The case_when() function
First, the case_when() function looks at each county’s
name in the SelectedCounties data frame, classifies the
county as either “Davidson,” “Doughnut,” or “Non-doughnut,” and puts the
classification result in a new column called Region. Here’s
the relevant section of the code:
SelectedCounties <- SelectedCounties %>%
mutate(
CountyClean = str_remove(County, ", Tennessee"),
Region = case_when(
CountyClean == "Davidson County" ~ "Davidson",
CountyClean %in% c(
"Rutherford County","Williamson County","Cheatham County",
"Robertson County","Sumner County","Wilson County"
) ~ "Doughnut",
TRUE ~ "Non-doughnut"
)
)For more about how to use case_when(), see:
The group_by() and summarize()
functions
Next, the group_by() and summarize()
functions work together to collapse the data by the Region
variable, then, within each region, average the percentages and error
margins and add up the counts.
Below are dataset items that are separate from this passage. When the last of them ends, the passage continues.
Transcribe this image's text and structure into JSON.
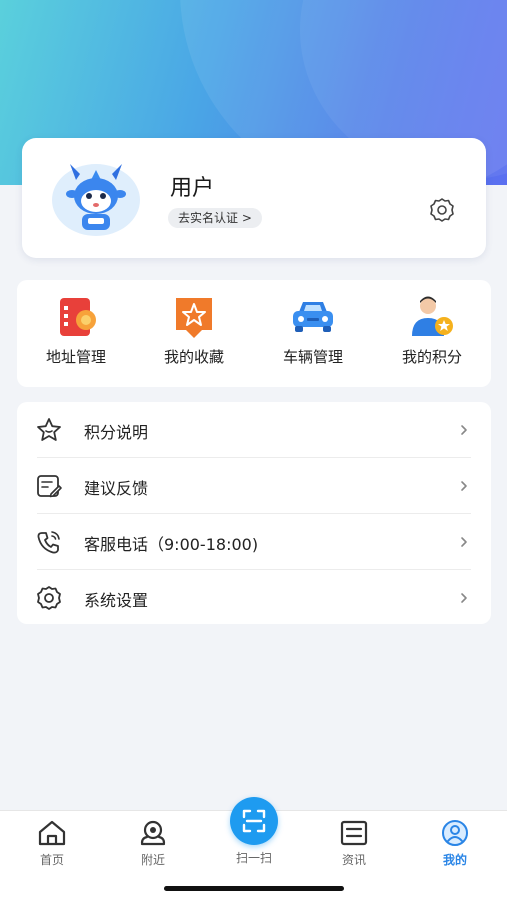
{
  "profile": {
    "username": "用户",
    "verify_label": "去实名认证 >"
  },
  "quick_actions": [
    {
      "label": "地址管理",
      "icon": "address-book-icon"
    },
    {
      "label": "我的收藏",
      "icon": "favorite-star-icon"
    },
    {
      "label": "车辆管理",
      "icon": "car-icon"
    },
    {
      "label": "我的积分",
      "icon": "user-points-icon"
    }
  ],
  "menu": [
    {
      "label": "积分说明",
      "icon": "star-outline-icon"
    },
    {
      "label": "建议反馈",
      "icon": "feedback-edit-icon"
    },
    {
      "label": "客服电话（9:00-18:00)",
      "icon": "phone-icon"
    },
    {
      "label": "系统设置",
      "icon": "gear-icon"
    }
  ],
  "tabbar": {
    "items": [
      {
        "label": "首页",
        "icon": "home-icon"
      },
      {
        "label": "附近",
        "icon": "location-icon"
      },
      {
        "label": "扫一扫",
        "icon": "scan-icon"
      },
      {
        "label": "资讯",
        "icon": "news-icon"
      },
      {
        "label": "我的",
        "icon": "profile-icon",
        "active": true
      }
    ]
  },
  "colors": {
    "accent": "#2a85e6",
    "scan_button": "#1e9bf0",
    "background": "#f2f4f8"
  }
}
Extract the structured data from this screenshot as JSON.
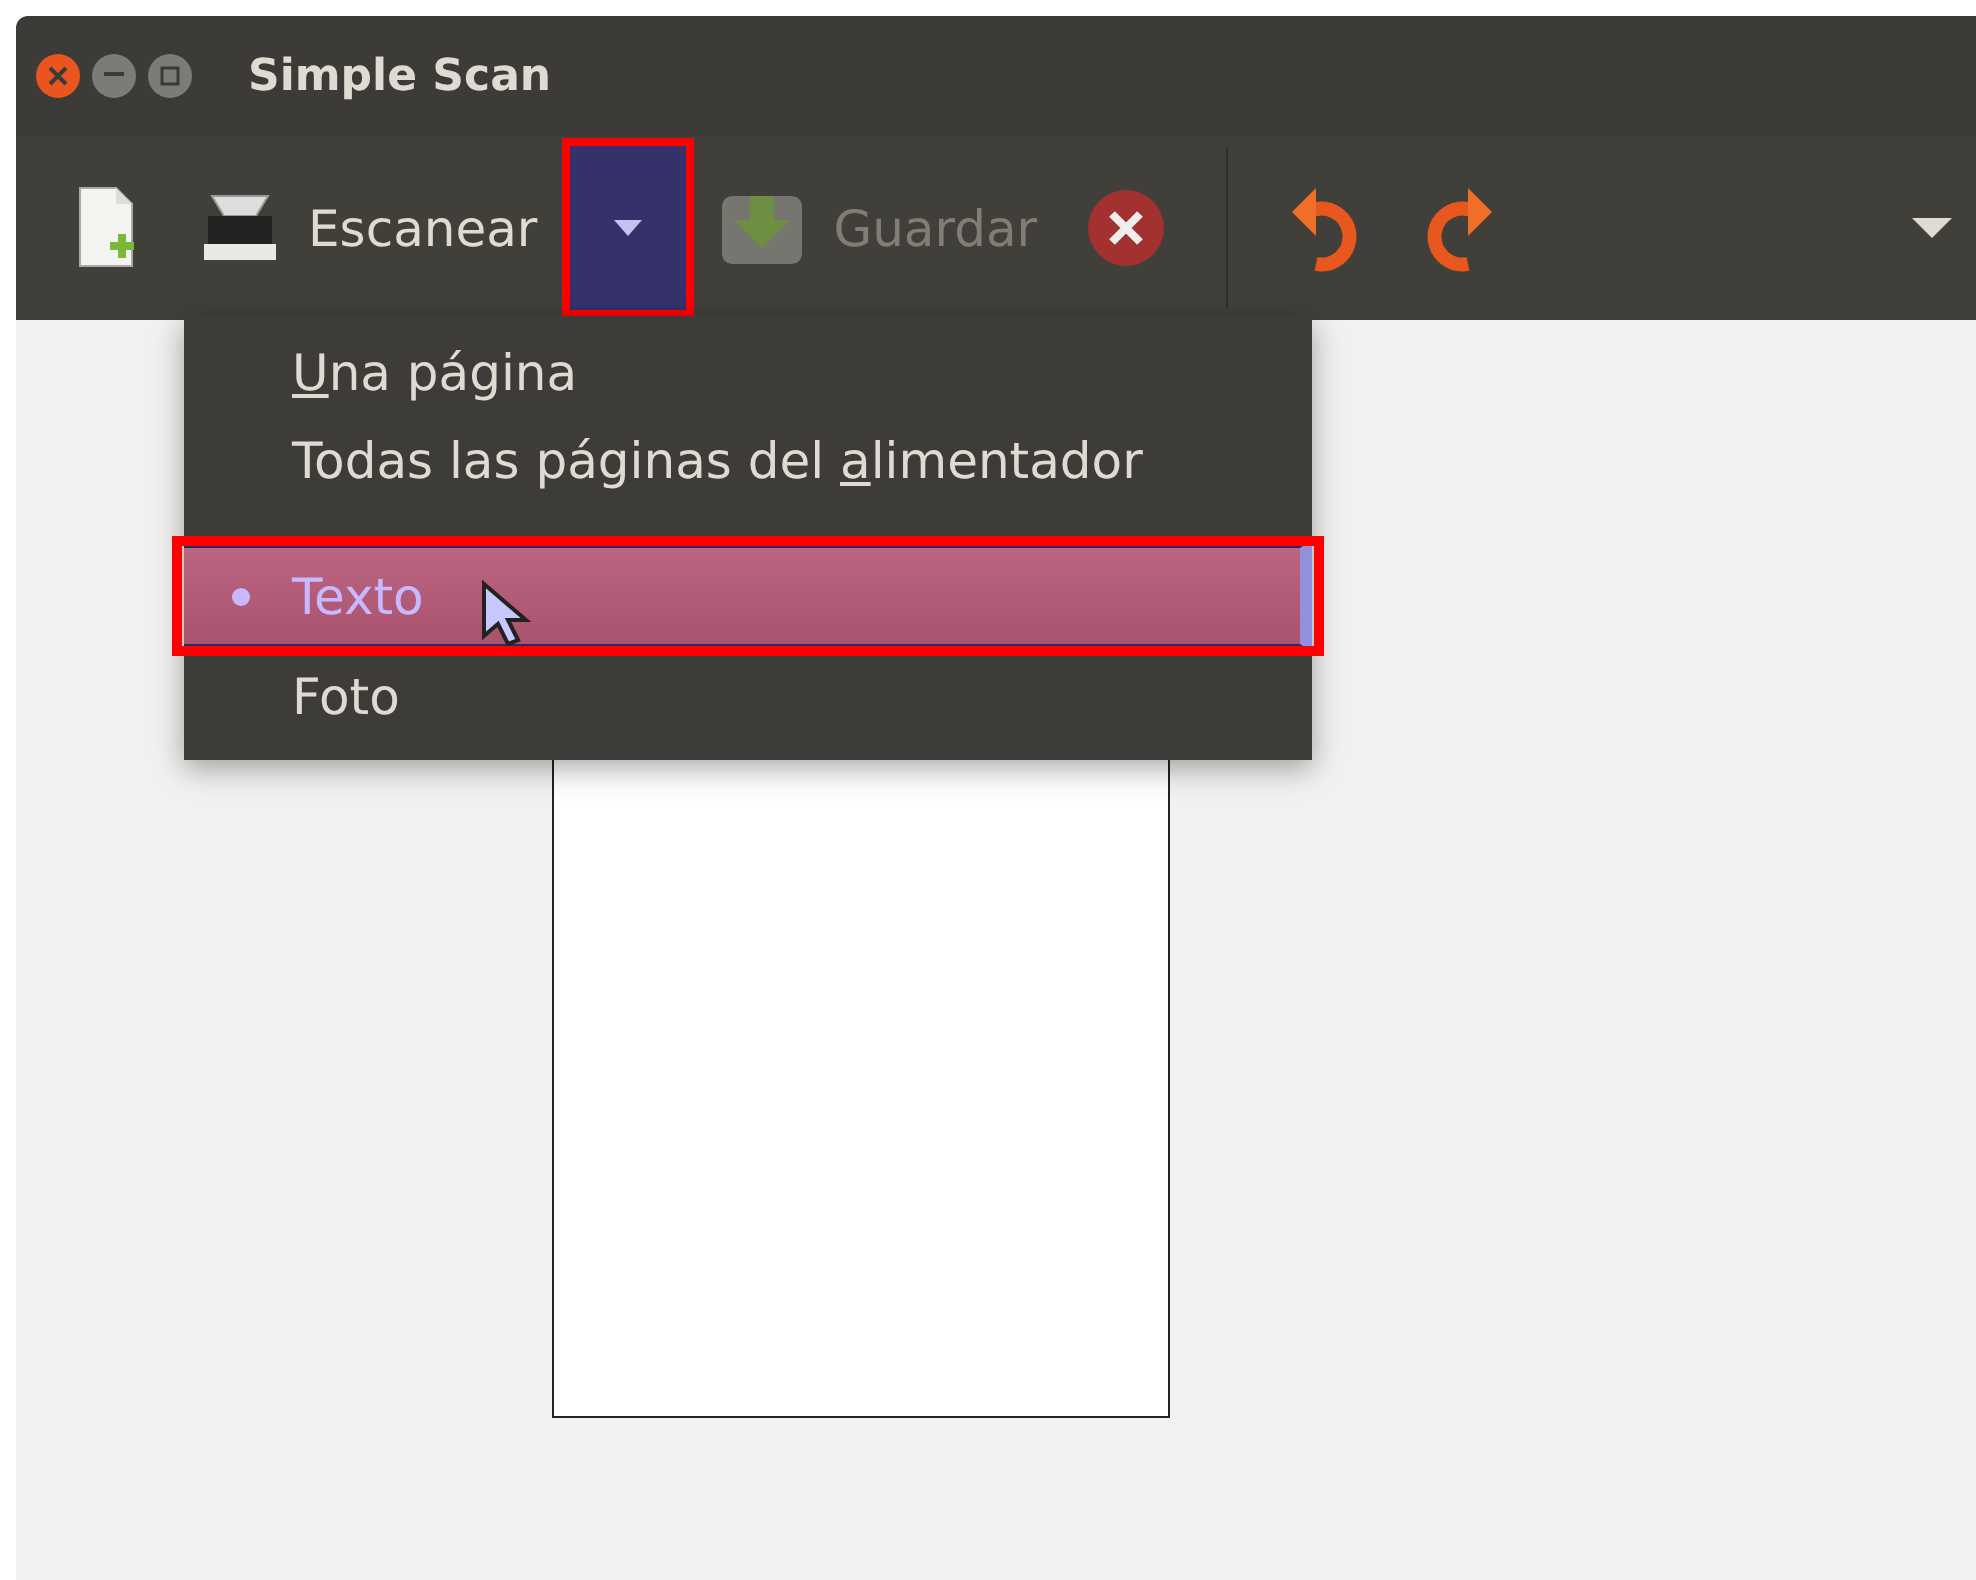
{
  "window": {
    "title": "Simple Scan"
  },
  "toolbar": {
    "scan_label": "Escanear",
    "save_label": "Guardar",
    "save_disabled": true,
    "dropdown_open": true
  },
  "menu": {
    "items": [
      {
        "kind": "action",
        "mnemonic": "U",
        "post": "na página"
      },
      {
        "kind": "action",
        "pre": "Todas las páginas del ",
        "mnemonic": "a",
        "post": "limentador"
      },
      {
        "kind": "separator"
      },
      {
        "kind": "radio",
        "pre": "Texto",
        "selected": true
      },
      {
        "kind": "radio",
        "pre": "Foto",
        "selected": false
      }
    ]
  }
}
Here’s the code:
RegionTableData <- SelectedCounties %>%
group_by(Region) %>%
summarise(
Percent = mean(Percent, na.rm = TRUE),
Range = mean(Range, na.rm = TRUE),
Count = sum(Count, na.rm = TRUE),
.groups = "drop"
) %>%
arrange(desc(Percent))For more about how to use group_by() and summarize(),
see:
Making the statewide map
Meanwhile, the code for making the statewide map works the same as the code for making the Nashville MSA map. The main difference is that the statewide map code omits this bit from the MSA map code:
filtereddata2 <- mydata %>%
filter(
County %in% c(
"Cannon","Cheatham","Davidson","Dickson","Hickman",
"Macon","Maury","Robertson","Rutherford","Smith",
"Sumner","Trousdale","Williamson","Wilson"
)
)With that filter omitted, the code simply uses all of the data in
mydata data frame, rather than just the data for the
counties in the Nashville MSA. So, when you map the data, you get
borders and data for all counties in the state.